Hurling: Somebody, anybody, must emerge from the chasing pack and smash the Kilkenny-Tipperary hegemony. Dublin, Galway and Waterford hint at major breakthroughs but they remain a stubborn half-step off the pace. Clare, for the first time since the mid-nineties, have a genuinely exciting bunch of young players coming through. Limerick are beginning to see the fruits of underage success, in particular at Colleges level.
Cork, a hurling county with a rich tradition and a huge playing population, should be All-Ireland semi-finalists in a bad year. But things are dire down by the Lee. Years of county board hostility towards a gifted crop of players have taken their toll on the unity and motivation needed to succeed. Jimmy Barry-Murphy managed to bring it all together in the past. For the sake of the game, Cork need to reacquaint the rest of the hurling world with the real Rebel force. I’ll admit to being hopelessly partial here but, to me, there is no sight in sport like a Cork team on the charge in Thurles or Croke Park. There’s something elemental about that roaring red wave.
At this stage, though, anyone on an irresistible charge against Kilkenny or Tipp would be exhilarating. The skill levels in top-flight hurling have never been higher but, unfortunately, the level of excitement does not correspond when only two of the eight horses are backable.
Soccer: The results are important, but the performances more so. Call me overly-idealistic but I’d rather see Ireland play well and play positively, without fear or inhibition, in Poland this June. And, you never know, if we keep the ball the ball and commit the odd midfielder forward we just might be in danger of getting Giovanni Trapattoni’s all-crucial result.

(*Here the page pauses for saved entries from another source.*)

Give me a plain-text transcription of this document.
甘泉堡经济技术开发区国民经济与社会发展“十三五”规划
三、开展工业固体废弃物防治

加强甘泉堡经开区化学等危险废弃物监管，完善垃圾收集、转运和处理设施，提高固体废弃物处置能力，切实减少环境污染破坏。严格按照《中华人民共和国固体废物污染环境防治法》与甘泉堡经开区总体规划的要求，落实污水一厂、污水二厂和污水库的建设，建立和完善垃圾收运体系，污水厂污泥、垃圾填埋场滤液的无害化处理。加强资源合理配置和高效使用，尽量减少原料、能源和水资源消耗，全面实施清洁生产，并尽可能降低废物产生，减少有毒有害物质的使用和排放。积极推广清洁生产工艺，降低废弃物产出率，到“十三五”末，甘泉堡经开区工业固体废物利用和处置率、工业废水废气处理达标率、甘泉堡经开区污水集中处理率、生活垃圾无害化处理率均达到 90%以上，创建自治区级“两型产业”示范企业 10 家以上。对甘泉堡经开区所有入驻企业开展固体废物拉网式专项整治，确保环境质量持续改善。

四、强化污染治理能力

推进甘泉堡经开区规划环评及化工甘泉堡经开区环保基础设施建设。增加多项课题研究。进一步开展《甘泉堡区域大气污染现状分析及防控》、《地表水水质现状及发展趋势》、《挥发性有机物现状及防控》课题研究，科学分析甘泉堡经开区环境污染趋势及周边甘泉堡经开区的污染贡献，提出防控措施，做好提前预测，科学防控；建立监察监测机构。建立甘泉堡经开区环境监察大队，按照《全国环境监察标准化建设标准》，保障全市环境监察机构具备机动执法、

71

Rugby: A Munster-Leinster Heineken final (with Munster winning) would be a tonic. But I’d settle for Munster building on their resurgence. Leinster have what it takes to put European Cups back to back so Godspeed to them. As an Irish man in London, I wish London Irish would move back to town with a few more Irish players in tow.
For the national side, I wish for consistency; hitting our peak performance as a matter of course, not just when we’ve got an axe to grind (England) or when we’re written off (Australia). It’s about winning every game, more a matter being as good as you can be. And when the Irish rugby team play to their potential, they’re a difficult bunch to subdue.
Olympics: Yes, yes, yes. I know we’re supposed to be as grateful as a live turkey on St Stephen’s Day that this extravaganza of lycra-clad high-jumping and spear-throwing is coming our way, but I’d settle for the tubes running on time and Ireland getting one gold medal and nobody taking it back later cos of the drugs. Cynical? Me? Yes. Past Olympics have made me this way but this one might change all that. At the start of the year, anything seems possible.